Cordilleran Section Meeting - 105th Annual Meeting (7-9 May 2009)

Paper No. 3
Presentation Time: 8:30 AM-5:30 PM

APPLICATION OF THE “JUST-IN-TIME TEACHING” APPROACH IN A THIRD YEAR TECTONICS COURSE


GILLEY, Brett Hollis, Earth and Ocean Sciences, University of British Columbia, Room 2020, Earth Sciences Building, 2207 Main Mall, Vancouver, BC V6T 1Z4, Canada, MORTENSEN, James, Department of Earth and Ocean Sciences, Univ of British Columbia, Vancouver, BC V6T 1Z4 and BERANEK, Luke, Earth & Ocean Sciences, University of British Columbia, 6339 Stores Road, Vancouver, BC V6T 1Z4, Canada, jmortensen@eos.ubc.ca

A third year course entitled “Tectonic Evolution of North America” (EOSC 332; 40 registered students) in the Dept. of Earth & Ocean Sciences, University of British Columbia, is currently being redesigned as part of the Carl Wieman Science Education Initiative. The goal of this transformation is to substantially improve the level of comprehension and retention of lecture material by students. The course includes several new features. First, detailed course and module level learning goals have been developed to help students focus on the key concepts in this very broad subject. Second, detailed online notes (Powerpoint format, with extensive accompanying notes) for each lecture topic are made available to students several days before the topic is to be discussed in class. Students are required to read the web notes, plus any accompanying reference material, and complete a short online quiz on the material (typically 6-8 multiple choice questions per lecture, each linked to specific learning goals) approximately ten hours prior to the lecture. Quiz results are tabulated by a TA and reviewed by the professor immediately prior to the lecture; this information allows the professor to tailor lectures “on the fly” to focus on specific portions of the material that students are finding the most difficult, while spending only limited time on material that most students understood with little difficulty.

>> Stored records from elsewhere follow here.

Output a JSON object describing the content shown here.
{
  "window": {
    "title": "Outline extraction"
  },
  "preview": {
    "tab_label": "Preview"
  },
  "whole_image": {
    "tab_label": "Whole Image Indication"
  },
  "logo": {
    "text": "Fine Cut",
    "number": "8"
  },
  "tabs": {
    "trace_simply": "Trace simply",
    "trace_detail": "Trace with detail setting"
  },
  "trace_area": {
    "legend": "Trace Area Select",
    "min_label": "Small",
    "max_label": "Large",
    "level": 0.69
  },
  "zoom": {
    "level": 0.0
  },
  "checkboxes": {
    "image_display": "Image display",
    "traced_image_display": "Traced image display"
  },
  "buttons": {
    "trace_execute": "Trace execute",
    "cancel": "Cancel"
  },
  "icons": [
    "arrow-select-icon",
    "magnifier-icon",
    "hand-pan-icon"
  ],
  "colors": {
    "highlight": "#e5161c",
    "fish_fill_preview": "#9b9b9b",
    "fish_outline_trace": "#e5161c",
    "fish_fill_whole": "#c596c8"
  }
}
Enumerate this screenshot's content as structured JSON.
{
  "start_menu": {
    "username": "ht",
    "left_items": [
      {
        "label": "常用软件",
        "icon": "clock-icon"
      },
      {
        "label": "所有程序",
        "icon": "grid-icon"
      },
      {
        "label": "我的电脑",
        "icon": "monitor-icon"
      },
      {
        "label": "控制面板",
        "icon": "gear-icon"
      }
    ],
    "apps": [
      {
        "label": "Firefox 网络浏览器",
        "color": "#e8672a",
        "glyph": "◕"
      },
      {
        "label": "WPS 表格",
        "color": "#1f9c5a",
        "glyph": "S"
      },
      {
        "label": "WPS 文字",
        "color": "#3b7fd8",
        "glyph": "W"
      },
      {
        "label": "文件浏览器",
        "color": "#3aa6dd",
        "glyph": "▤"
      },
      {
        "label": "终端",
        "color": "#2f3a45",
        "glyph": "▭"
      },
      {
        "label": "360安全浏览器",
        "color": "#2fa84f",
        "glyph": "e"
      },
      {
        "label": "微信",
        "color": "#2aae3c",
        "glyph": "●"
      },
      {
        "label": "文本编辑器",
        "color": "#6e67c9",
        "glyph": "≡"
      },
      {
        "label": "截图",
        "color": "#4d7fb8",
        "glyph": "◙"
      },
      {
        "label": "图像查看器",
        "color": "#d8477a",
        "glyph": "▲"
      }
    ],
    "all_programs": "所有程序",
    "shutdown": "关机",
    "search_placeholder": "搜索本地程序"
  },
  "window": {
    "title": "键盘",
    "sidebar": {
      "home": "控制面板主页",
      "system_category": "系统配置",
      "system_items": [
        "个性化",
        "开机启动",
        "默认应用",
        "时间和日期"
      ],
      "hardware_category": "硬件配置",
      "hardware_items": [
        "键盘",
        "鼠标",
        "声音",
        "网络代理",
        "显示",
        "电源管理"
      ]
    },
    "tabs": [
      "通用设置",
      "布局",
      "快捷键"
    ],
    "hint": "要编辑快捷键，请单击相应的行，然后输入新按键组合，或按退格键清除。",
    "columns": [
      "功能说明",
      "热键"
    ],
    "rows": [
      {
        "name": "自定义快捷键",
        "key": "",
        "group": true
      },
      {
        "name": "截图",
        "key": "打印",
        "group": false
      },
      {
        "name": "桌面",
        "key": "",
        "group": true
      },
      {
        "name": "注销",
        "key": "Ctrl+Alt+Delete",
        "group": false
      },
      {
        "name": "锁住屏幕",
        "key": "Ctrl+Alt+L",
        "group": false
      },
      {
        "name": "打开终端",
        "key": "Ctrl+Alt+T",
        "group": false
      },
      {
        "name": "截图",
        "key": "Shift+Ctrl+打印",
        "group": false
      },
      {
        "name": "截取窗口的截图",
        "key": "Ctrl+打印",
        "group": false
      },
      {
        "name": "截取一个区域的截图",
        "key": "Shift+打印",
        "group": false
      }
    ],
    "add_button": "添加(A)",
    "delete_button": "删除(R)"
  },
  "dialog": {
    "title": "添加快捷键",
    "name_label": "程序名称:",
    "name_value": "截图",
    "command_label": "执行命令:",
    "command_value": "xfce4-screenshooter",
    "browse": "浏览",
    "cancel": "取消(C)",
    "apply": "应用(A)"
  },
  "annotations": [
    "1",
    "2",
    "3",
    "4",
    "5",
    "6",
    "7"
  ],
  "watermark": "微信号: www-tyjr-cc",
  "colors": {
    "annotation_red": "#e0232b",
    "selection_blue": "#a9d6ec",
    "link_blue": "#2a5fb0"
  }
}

In-class activities targeting specific lecture-level goals, and in particular stressing conceptual links between different portions of the lecture material, are offered during most lectures. An online course management system includes a discussion board that allows the professor to respond promptly to questions to the entire class. Other innovations include timeline assignments that stress the progressive nature of continental growth, as well as reading assignments from extensively annotated scientific papers to help students learn how to skim technical literature. Results of the course transformation process thus far indicate an improvement in the conceptual understanding of the course material by the students. The “just-in-time” approach to lecturing has been particularly effective in identifying and targeting problem areas that might not have been obvious using a more traditional lecture format.